Florida's most crowded legislative race (so far)
The race to succeed term-limited state Rep. Betty Reed, D-Tampa, is filling up fast.
With the primary still nearly 16 months away, state House District 61 is the first legislative race in Florida to attract four candidates for the 2014 election. So far, they’re all headed for the Democratic primary, where there’s a strong possibility that the race will be decided.
That’s because Democrats outnumber Republicans nearly 6-to-1 in District 61, which covers Tampa Heights, Seminole Heights and Temple Crest.
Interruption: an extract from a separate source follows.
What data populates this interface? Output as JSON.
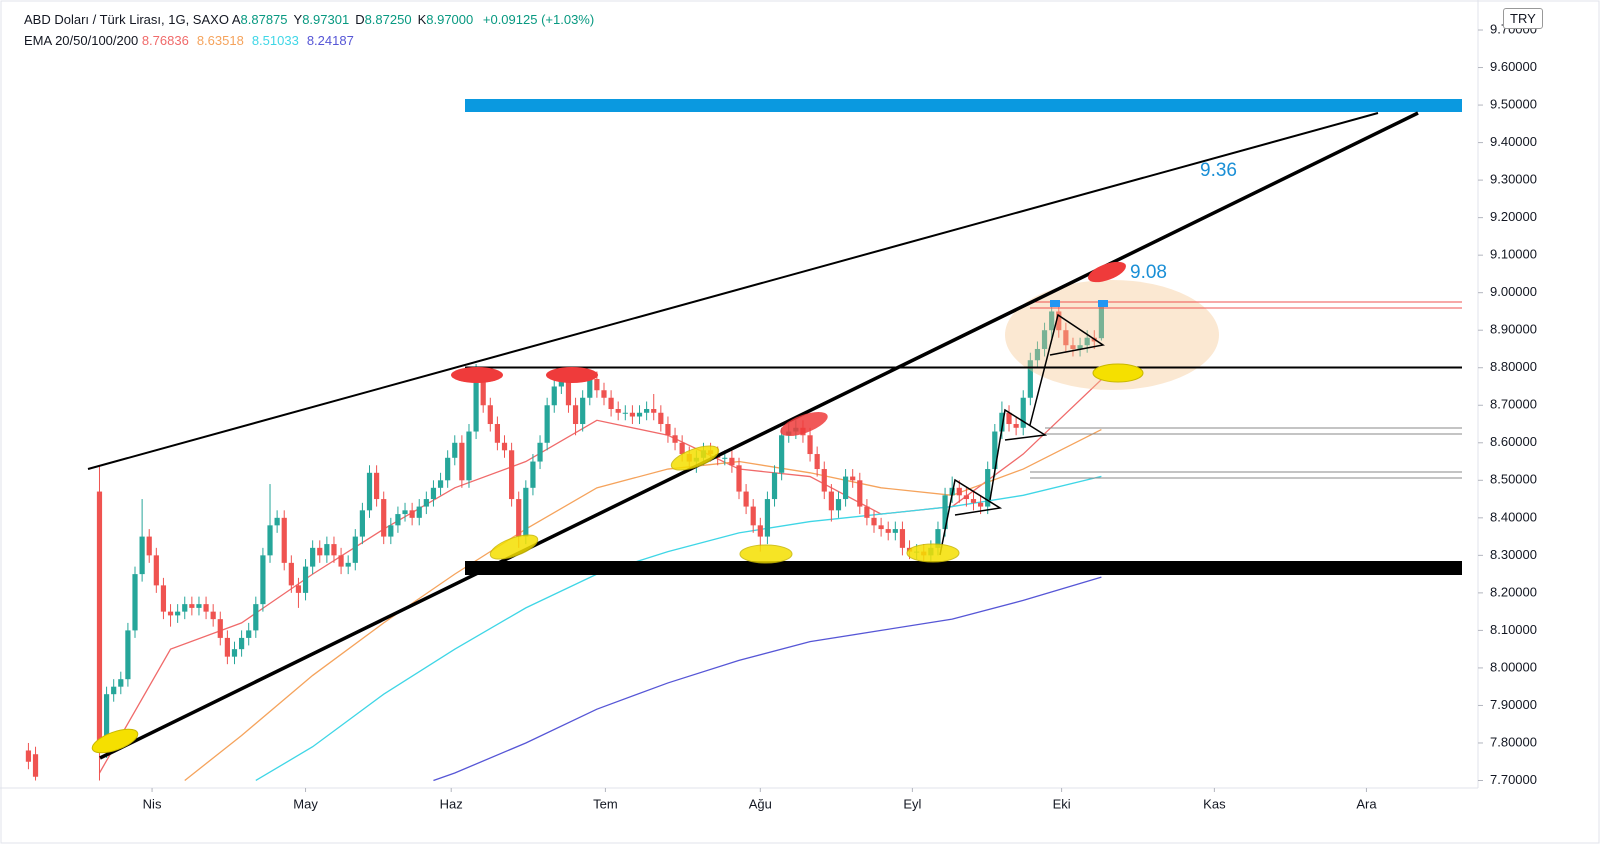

Slightly more than 50 percent of the district’s registered voters (and nearly two-thirds of its Democrats) are black.
Hillsborough County’s African-American community doesn’t have a lot of go-to seats for black candidates, so when one opens up, it attracts a lot of interest, especially for candidates seeking to establish themselves.
“Generally with these seats, you’ve got to get in line pretty early and maybe run a few times,” said La Gaceta publisher and Democratic activist Patrick Manteiga.
So far, filing papers to run just since January are:
• Attorney and consumer advocate Sean Shaw, 35, who is the son of retired Florida Supreme Court Justice Leander J. Shaw Jr. He is the only candidate to report any substantial campaign fundraising so far, with about $30,000 in contributions. Web site: shawforflorida.com
• Community activist Tatiana M. Denson, 34, who ran against Reed in last year’s Democratic primary. She has worked as a health care consultant and is currently working on a bachelor’s degree in public administration at Barry University. She plans a campaign kickoff in June. Web site: votedenson.com
• Sharon Carter, 48, who works in construction project management and is the former vice chairwoman of the Hillsborough County Democratic Executive Committee. She says a web site will launch later this week and plans a formal campaign kickoff in May.
• Ed Narain, 36, who works as an area manager for AT&T and has volunteered for a variety of community organizations benefiting children and young people. Narain is holding a meet-and-greet session for voters from 5:30 to 7:30 p.m. Thursday at the Open Cafe, 3332 N 34th St., Tampa. Web site: edforflorida.com
There’s a similar scramble to line up support, especially since no one has a high degree of name-recognition. Tampa City Council member Frank Reddick said he’s met with three of the four candidates so far, but has not committed to any.
Reddick has decided against running himself, but don’t be surprised to see more candidates come forward.
“You might even be looking at seven or eight African-American candidates for this seat,” Manteiga said. “More would not shock me. It’s an opportunity that hasn’t happened in a while.”